Mathieu Mariotti a la sens de la formule, tout au moins la mémoire des adages. De ses racines italiennes, il a retenu un dicton incisif : « Tu as voulu le vélo, maintenant pédale ! ». Du conseil d’un ami, il a fait une maxime : « Tu n’as qu’une fois une première fois ». Un bon résumé de ses dernières années. Puisque le vin le passionne, il a pris la tête de la propriété familiale. Et pour ne pas rater ses débuts, il s’est donné le temps de dévoiler les premières cuvées de Clos de Caille, avec l’ambition d’en faire un domaine de référence en appellation côtes-de-provence. « Avec mes parents, ma sœur et mon frère, nous nous sommes dit qu’on lancerait les vins seulement quand ils sont prêts », insiste-t-il. « Cela impliquait d’abord d’avoir un vignoble abouti et un outil technique performant. Nous voulions interpeller dès les premières dégustations. » Chez les Mariotti, la famille est sacrée. Tous gravitent autour de la Sampi (Société anonyme monégasque de promotion immobilière), l’entreprise fondée par le grand-père dans les années 1970. Son fils Jean-Pierre, ingénieur polytechnicien, et son épouse Simona la développent avec des projets d’envergure en Principauté. Mathieu, Jean-Marie et Clarissa, ses petits-enfants, naissent à Monaco, mais passent week-ends et vacances dans un lieu magique situé à une centaine de kilomètres du Rocher. Acquis par la famille en 1992, le domaine Clos de Caille dévoile la nature enjôleuse de cette Provence intérieure magnétique, entre monts de l’Ubac et vallée de l’Argens. Les traces de son histoire remontent aux moines cisterciens, bâtisseurs au XIIe siècle de l’abbaye du Thoronet voisine. « Mon père a créé chez nous un attachement viscéral au Clos de Caille », raconte Mathieu, 36 ans aujourd’hui. « Nous avons là-bas des souvenirs d’enfance merveilleux. Plus tard, j’y ai travaillé tous les étés avec les ouvriers agricoles. C’était physique. J’ai compris la valeur du travail et évité de devenir un assisté parce que j’avais la chance de grandir à Monaco. Cela m’a servi d’école de la vie. »

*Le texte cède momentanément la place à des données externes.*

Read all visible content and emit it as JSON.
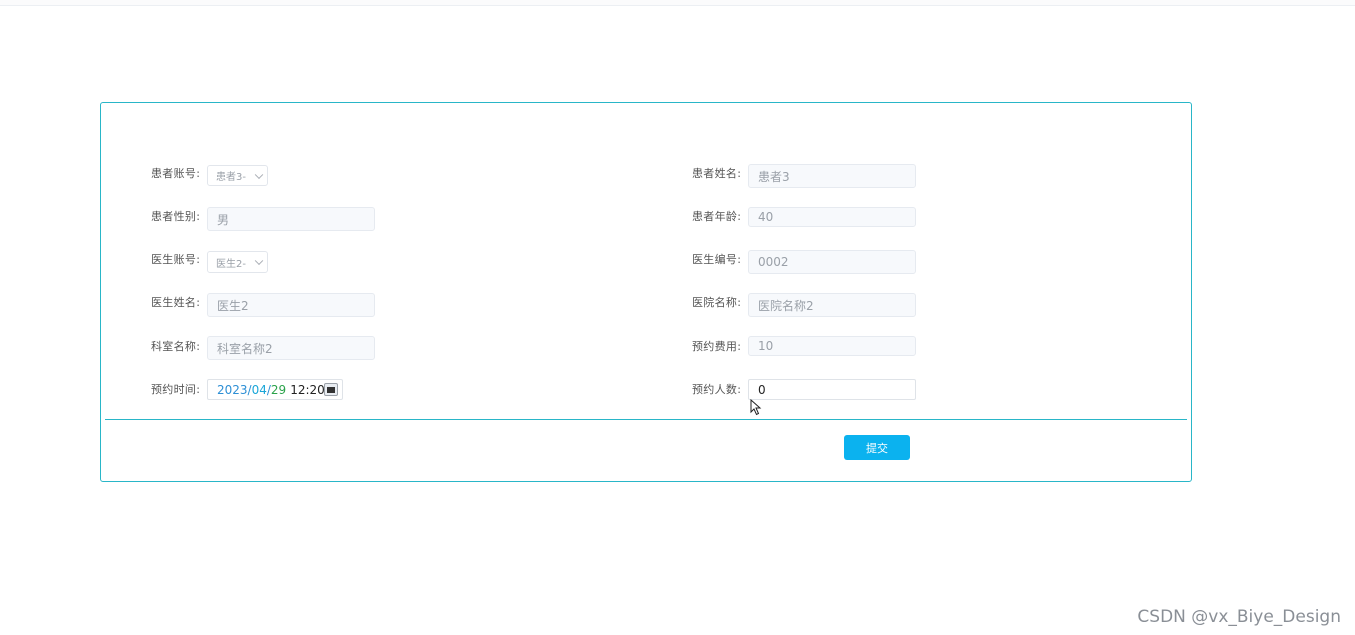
{
  "form": {
    "patient_account": {
      "label": "患者账号:",
      "value": "患者3-"
    },
    "patient_name": {
      "label": "患者姓名:",
      "value": "患者3"
    },
    "patient_gender": {
      "label": "患者性别:",
      "value": "男"
    },
    "patient_age": {
      "label": "患者年龄:",
      "value": "40"
    },
    "doctor_account": {
      "label": "医生账号:",
      "value": "医生2-"
    },
    "doctor_number": {
      "label": "医生编号:",
      "value": "0002"
    },
    "doctor_name": {
      "label": "医生姓名:",
      "value": "医生2"
    },
    "hospital_name": {
      "label": "医院名称:",
      "value": "医院名称2"
    },
    "department_name": {
      "label": "科室名称:",
      "value": "科室名称2"
    },
    "appointment_fee": {
      "label": "预约费用:",
      "value": "10"
    },
    "appointment_time": {
      "label": "预约时间:",
      "year": "2023",
      "month": "04",
      "day": "29",
      "time": "12:20",
      "sep": "/"
    },
    "appointment_count": {
      "label": "预约人数:",
      "value": "0"
    },
    "submit_label": "提交"
  },
  "watermark": "CSDN @vx_Biye_Design",
  "colors": {
    "accent": "#29b6c8",
    "submit": "#0bb2ef"
  }
}
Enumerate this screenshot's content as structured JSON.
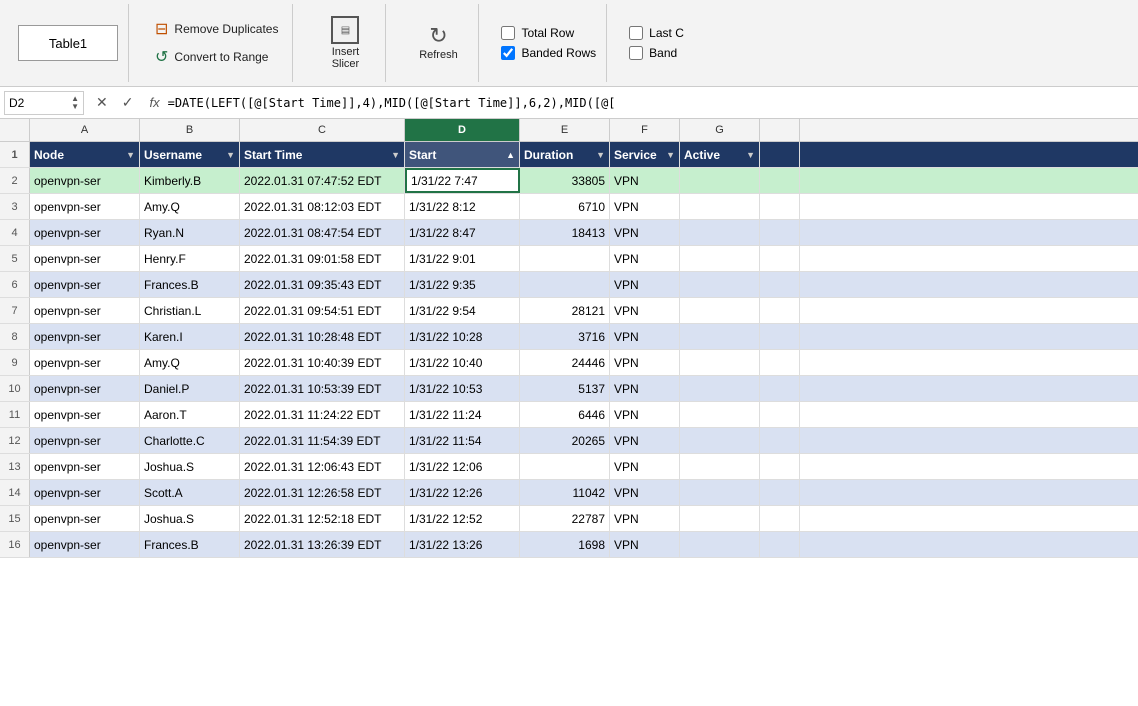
{
  "toolbar": {
    "table_name": "Table1",
    "remove_duplicates_label": "Remove Duplicates",
    "convert_to_range_label": "Convert to Range",
    "insert_slicer_label": "Insert\nSlicer",
    "refresh_label": "Refresh",
    "total_row_label": "Total Row",
    "banded_rows_label": "Banded Rows",
    "banded_cols_label": "Band",
    "total_row_checked": false,
    "banded_rows_checked": true,
    "last_col_label": "Last C"
  },
  "formula_bar": {
    "cell_ref": "D2",
    "formula": "=DATE(LEFT([@[Start Time]],4),MID([@[Start Time]],6,2),MID([@["
  },
  "columns": [
    {
      "letter": "A",
      "width_class": "col-a",
      "active": false
    },
    {
      "letter": "B",
      "width_class": "col-b",
      "active": false
    },
    {
      "letter": "C",
      "width_class": "col-c",
      "active": false
    },
    {
      "letter": "D",
      "width_class": "col-d",
      "active": true
    },
    {
      "letter": "E",
      "width_class": "col-e",
      "active": false
    },
    {
      "letter": "F",
      "width_class": "col-f",
      "active": false
    },
    {
      "letter": "G",
      "width_class": "col-g",
      "active": false
    },
    {
      "letter": "+",
      "width_class": "col-extra",
      "active": false
    }
  ],
  "table_headers": [
    {
      "label": "Node",
      "col_class": "col-a",
      "sort": "none"
    },
    {
      "label": "Username",
      "col_class": "col-b",
      "sort": "none"
    },
    {
      "label": "Start Time",
      "col_class": "col-c",
      "sort": "none"
    },
    {
      "label": "Start",
      "col_class": "col-d",
      "sort": "up"
    },
    {
      "label": "Duration",
      "col_class": "col-e",
      "sort": "none"
    },
    {
      "label": "Service",
      "col_class": "col-f",
      "sort": "none"
    },
    {
      "label": "Active",
      "col_class": "col-g",
      "sort": "none"
    },
    {
      "label": "",
      "col_class": "col-extra",
      "sort": "none"
    }
  ],
  "rows": [
    {
      "num": 2,
      "node": "openvpn-ser",
      "username": "Kimberly.B",
      "start_time": "2022.01.31 07:47:52 EDT",
      "start": "1/31/22 7:47",
      "duration": "33805",
      "service": "VPN",
      "active": "",
      "selected": true
    },
    {
      "num": 3,
      "node": "openvpn-ser",
      "username": "Amy.Q",
      "start_time": "2022.01.31 08:12:03 EDT",
      "start": "1/31/22 8:12",
      "duration": "6710",
      "service": "VPN",
      "active": ""
    },
    {
      "num": 4,
      "node": "openvpn-ser",
      "username": "Ryan.N",
      "start_time": "2022.01.31 08:47:54 EDT",
      "start": "1/31/22 8:47",
      "duration": "18413",
      "service": "VPN",
      "active": ""
    },
    {
      "num": 5,
      "node": "openvpn-ser",
      "username": "Henry.F",
      "start_time": "2022.01.31 09:01:58 EDT",
      "start": "1/31/22 9:01",
      "duration": "",
      "service": "VPN",
      "active": ""
    },
    {
      "num": 6,
      "node": "openvpn-ser",
      "username": "Frances.B",
      "start_time": "2022.01.31 09:35:43 EDT",
      "start": "1/31/22 9:35",
      "duration": "",
      "service": "VPN",
      "active": ""
    },
    {
      "num": 7,
      "node": "openvpn-ser",
      "username": "Christian.L",
      "start_time": "2022.01.31 09:54:51 EDT",
      "start": "1/31/22 9:54",
      "duration": "28121",
      "service": "VPN",
      "active": ""
    },
    {
      "num": 8,
      "node": "openvpn-ser",
      "username": "Karen.I",
      "start_time": "2022.01.31 10:28:48 EDT",
      "start": "1/31/22 10:28",
      "duration": "3716",
      "service": "VPN",
      "active": ""
    },
    {
      "num": 9,
      "node": "openvpn-ser",
      "username": "Amy.Q",
      "start_time": "2022.01.31 10:40:39 EDT",
      "start": "1/31/22 10:40",
      "duration": "24446",
      "service": "VPN",
      "active": ""
    },
    {
      "num": 10,
      "node": "openvpn-ser",
      "username": "Daniel.P",
      "start_time": "2022.01.31 10:53:39 EDT",
      "start": "1/31/22 10:53",
      "duration": "5137",
      "service": "VPN",
      "active": ""
    },
    {
      "num": 11,
      "node": "openvpn-ser",
      "username": "Aaron.T",
      "start_time": "2022.01.31 11:24:22 EDT",
      "start": "1/31/22 11:24",
      "duration": "6446",
      "service": "VPN",
      "active": ""
    },
    {
      "num": 12,
      "node": "openvpn-ser",
      "username": "Charlotte.C",
      "start_time": "2022.01.31 11:54:39 EDT",
      "start": "1/31/22 11:54",
      "duration": "20265",
      "service": "VPN",
      "active": ""
    },
    {
      "num": 13,
      "node": "openvpn-ser",
      "username": "Joshua.S",
      "start_time": "2022.01.31 12:06:43 EDT",
      "start": "1/31/22 12:06",
      "duration": "",
      "service": "VPN",
      "active": ""
    },
    {
      "num": 14,
      "node": "openvpn-ser",
      "username": "Scott.A",
      "start_time": "2022.01.31 12:26:58 EDT",
      "start": "1/31/22 12:26",
      "duration": "11042",
      "service": "VPN",
      "active": ""
    },
    {
      "num": 15,
      "node": "openvpn-ser",
      "username": "Joshua.S",
      "start_time": "2022.01.31 12:52:18 EDT",
      "start": "1/31/22 12:52",
      "duration": "22787",
      "service": "VPN",
      "active": ""
    },
    {
      "num": 16,
      "node": "openvpn-ser",
      "username": "Frances.B",
      "start_time": "2022.01.31 13:26:39 EDT",
      "start": "1/31/22 13:26",
      "duration": "1698",
      "service": "VPN",
      "active": ""
    }
  ]
}
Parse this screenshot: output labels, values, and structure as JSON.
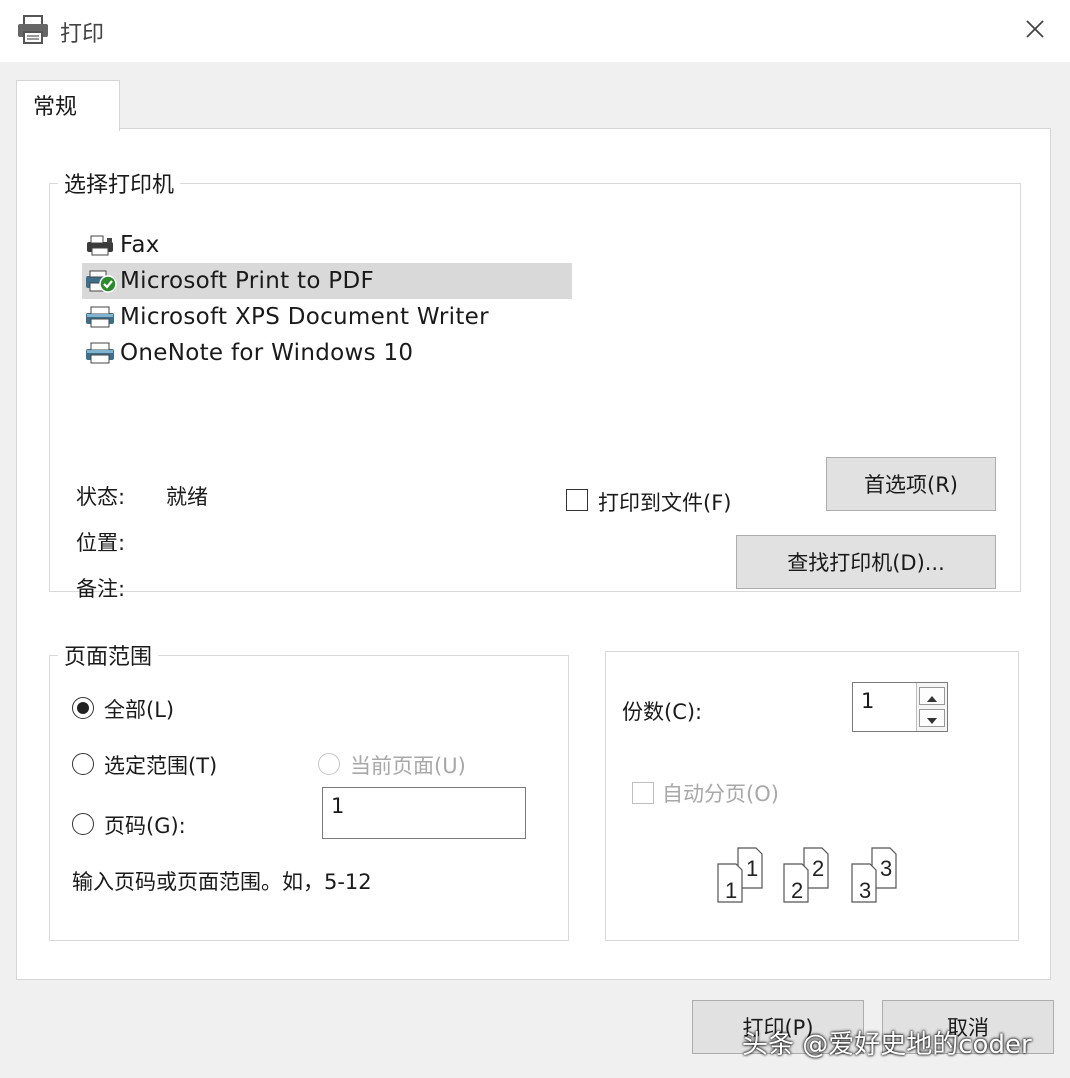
{
  "window": {
    "title": "打印",
    "icon": "printer-icon",
    "close_icon": "close-icon"
  },
  "tabs": [
    {
      "label": "常规"
    }
  ],
  "select_printer": {
    "legend": "选择打印机",
    "printers": [
      {
        "name": "Fax",
        "icon": "fax-printer-icon"
      },
      {
        "name": "Microsoft Print to PDF",
        "icon": "default-printer-icon",
        "selected": true
      },
      {
        "name": "Microsoft XPS Document Writer",
        "icon": "printer-icon"
      },
      {
        "name": "OneNote for Windows 10",
        "icon": "printer-icon"
      }
    ],
    "status_label": "状态:",
    "status_value": "就绪",
    "location_label": "位置:",
    "comment_label": "备注:",
    "print_to_file_label": "打印到文件(F)",
    "print_to_file_checked": false,
    "preferences_button": "首选项(R)",
    "find_printer_button": "查找打印机(D)..."
  },
  "page_range": {
    "legend": "页面范围",
    "all_label": "全部(L)",
    "selection_label": "选定范围(T)",
    "current_page_label": "当前页面(U)",
    "pages_label": "页码(G):",
    "pages_value": "1",
    "hint": "输入页码或页面范围。如，5-12",
    "selected_option": "all"
  },
  "copies": {
    "label": "份数(C):",
    "value": "1",
    "collate_label": "自动分页(O)",
    "collate_checked": false,
    "collate_pages": [
      "1",
      "1",
      "2",
      "2",
      "3",
      "3"
    ]
  },
  "footer": {
    "print_button": "打印(P)",
    "cancel_button": "取消",
    "watermark": "头条 @爱好史地的coder"
  },
  "colors": {
    "background": "#f0f0f0",
    "panel": "#ffffff",
    "selection": "#d9d9d9",
    "button": "#e1e1e1"
  }
}
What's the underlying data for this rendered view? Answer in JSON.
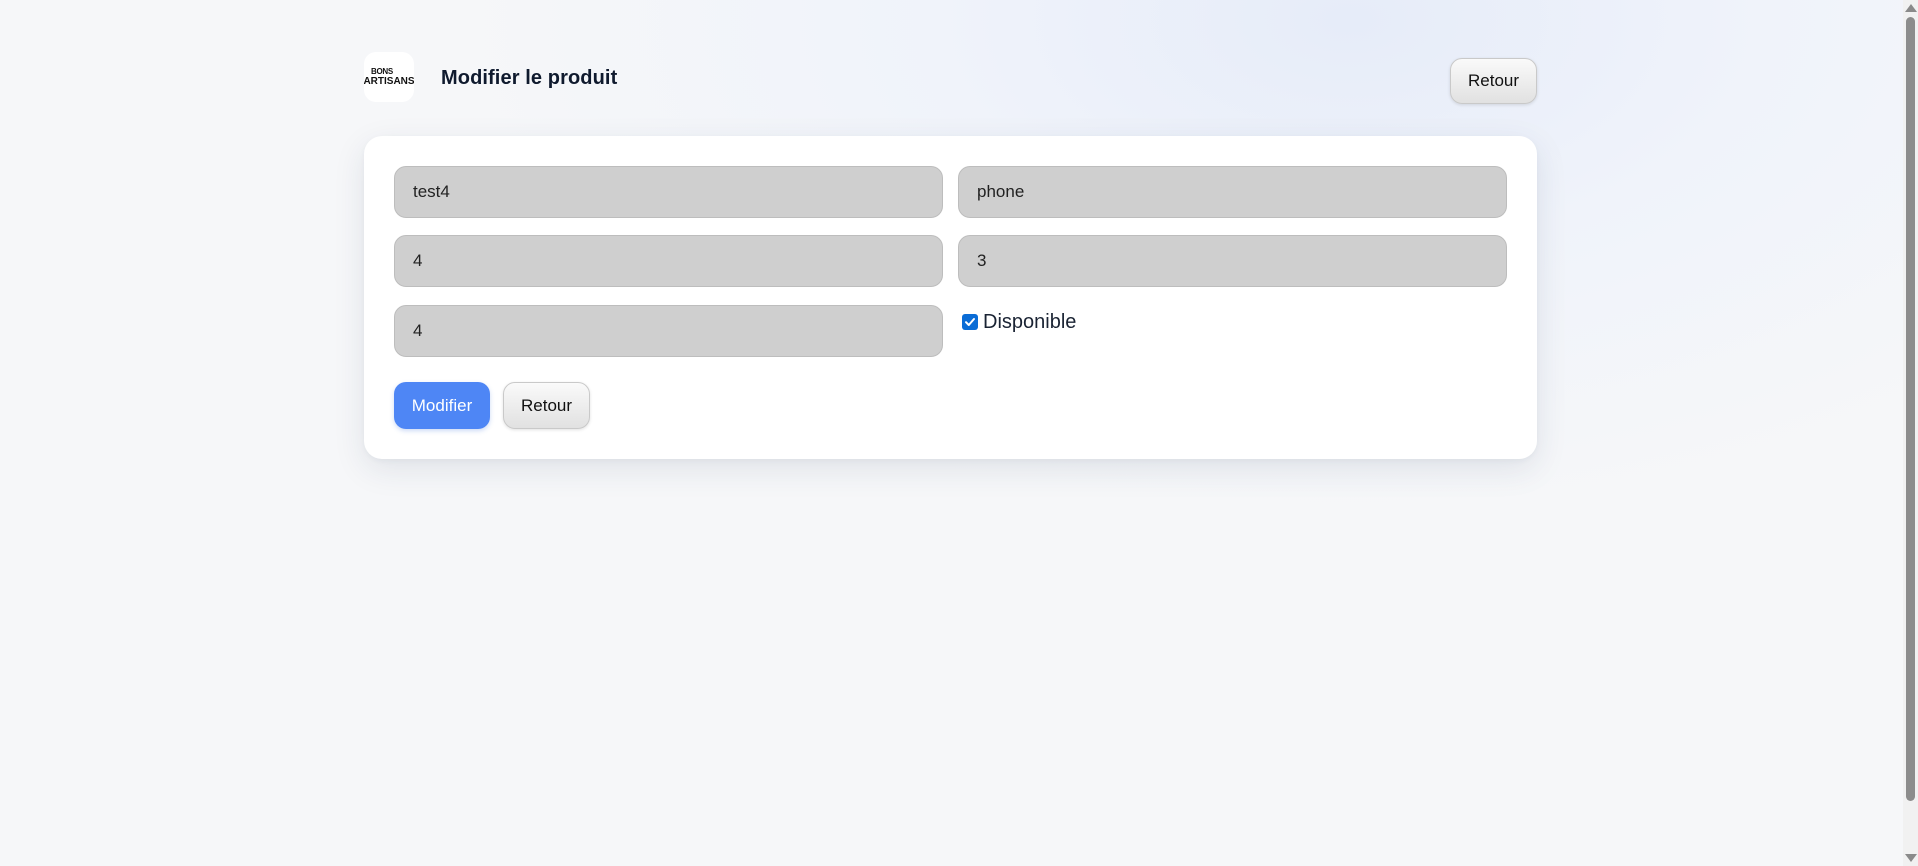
{
  "header": {
    "logo_top": "BONS",
    "logo_bottom": "ARTISANS",
    "title": "Modifier le produit",
    "back_label": "Retour"
  },
  "form": {
    "fields": [
      {
        "value": "test4"
      },
      {
        "value": "phone"
      },
      {
        "value": "4"
      },
      {
        "value": "3"
      },
      {
        "value": "4"
      }
    ],
    "available_checked": true,
    "available_label": "Disponible",
    "submit_label": "Modifier",
    "back_label": "Retour"
  },
  "colors": {
    "primary": "#4e86f5",
    "checkbox": "#0a6cd6",
    "field_bg": "#cfcfcf"
  }
}
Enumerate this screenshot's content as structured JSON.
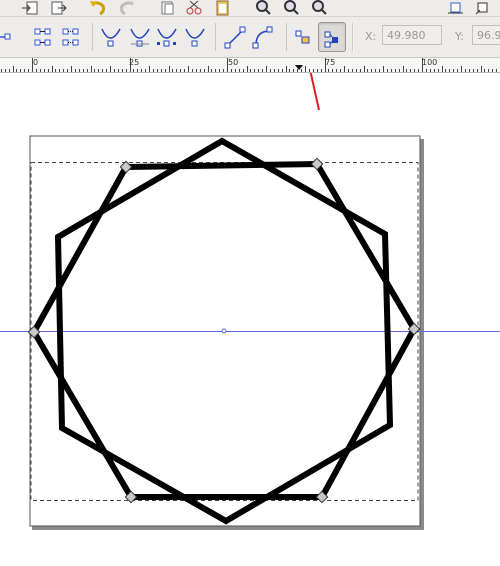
{
  "toolbar": {
    "row1_icons": [
      "import-icon",
      "export-icon",
      "undo-icon",
      "redo-icon",
      "copy-icon",
      "cut-icon",
      "paste-icon",
      "zoom-selection-icon",
      "zoom-drawing-icon",
      "zoom-page-icon",
      "align-icon",
      "transform-icon"
    ],
    "node_tools": [
      "insert-node-icon",
      "join-nodes-icon",
      "break-path-icon",
      "node-cusp-icon",
      "node-smooth-icon",
      "node-symmetric-icon",
      "node-auto-icon",
      "segment-line-icon",
      "segment-curve-icon",
      "object-to-path-icon",
      "show-handles-icon"
    ],
    "x_label": "X:",
    "x_value": "49.980",
    "y_label": "Y:",
    "y_value": "96.9",
    "accent": "#3366cc"
  },
  "ruler": {
    "labels": [
      "0",
      "25",
      "50",
      "75",
      "100"
    ]
  },
  "canvas": {
    "page_color": "#ffffff",
    "guide_color": "#5a6cf0",
    "shape_stroke": "#000000",
    "annotation_arrow_color": "#e02020"
  }
}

Des choix forts et des projets
Pendant près de vingt ans, les raisins issus des trente hectares de vignes du domaine sont vendus à la coopérative du village d’Entrecasteaux. Les premières restructurations du vignoble interviennent dès 1996, mais le tournant décisif est pris en 2017 avec la construction d’un outil de production de pointe. Rudy Ricciotti, architecte de renommée internationale, d’origine italienne lui aussi, est choisi pour donner à Clos de Caille un chai gravitaire semi-enterré, adapté pour des vinifications parcellaires. Après une première vie professionnelle de trader en matières premières entre la Colombie et les États-Unis, Mathieu est de retour à Monaco. Il devient directeur financier du groupe immobilier. En 2021, il prend la direction du domaine. « Cela s’est fait naturellement. Le vin est une passion qui prend un quart de mon temps. Je gère le quotidien et nous conservons une approche collégiale pour les décisions importantes. C’est le travail de notre génération d’installer le domaine à un niveau d’excellence, avec une identité fidèle à l’approche vigneronne que nous pratiquons. » Certifié bio, le vignoble, agrandi à la fin de l’année 2024 avec dix hectares attenants, est replanté à partir de sélection massale. Une campagne de surgreffage permet d’accélérer les changements d’encépagement. Avec de fortes amplitudes thermiques entre le jour et la nuit, qui frôle souvent les vingt degrés, la situation du domaine peut lui permettre de bâtir sa réputation grâce à ses vins blancs et rouges. Un choix inspiré, pris à un moment où le marché du rosé sature dans un segment très concurrentiel. La couleur fétiche de la Provence ne représentera bientôt que les deux tiers de la production (contre 90 % encore en 2023). Ce virage n’est pas étranger à l’arrivée comme consultant de Matthieu Cosse, le vigneron de Cahors. « Dans ce nouveau milieu pour nous, les relations humaines sont décisives », explique Mathieu Mariotti. « Il nous fallait un œnologue à la hauteur d’un terroir exceptionnel, capable de trouver la typicité du lieu. Il nous a apporté cette vision, d’abord en réalisant soixante fosses pédologiques pour cartographier le parcellaire, puis par des vinifications peu interventionnistes. » Les liens entre eux se sont vite affermis. En tant qu’associés, ils viennent de faire l’acquisition du vignoble de Bonaguil dans le Lot, à une dizaine de kilomètres du domaine Cosse Maisonneuve.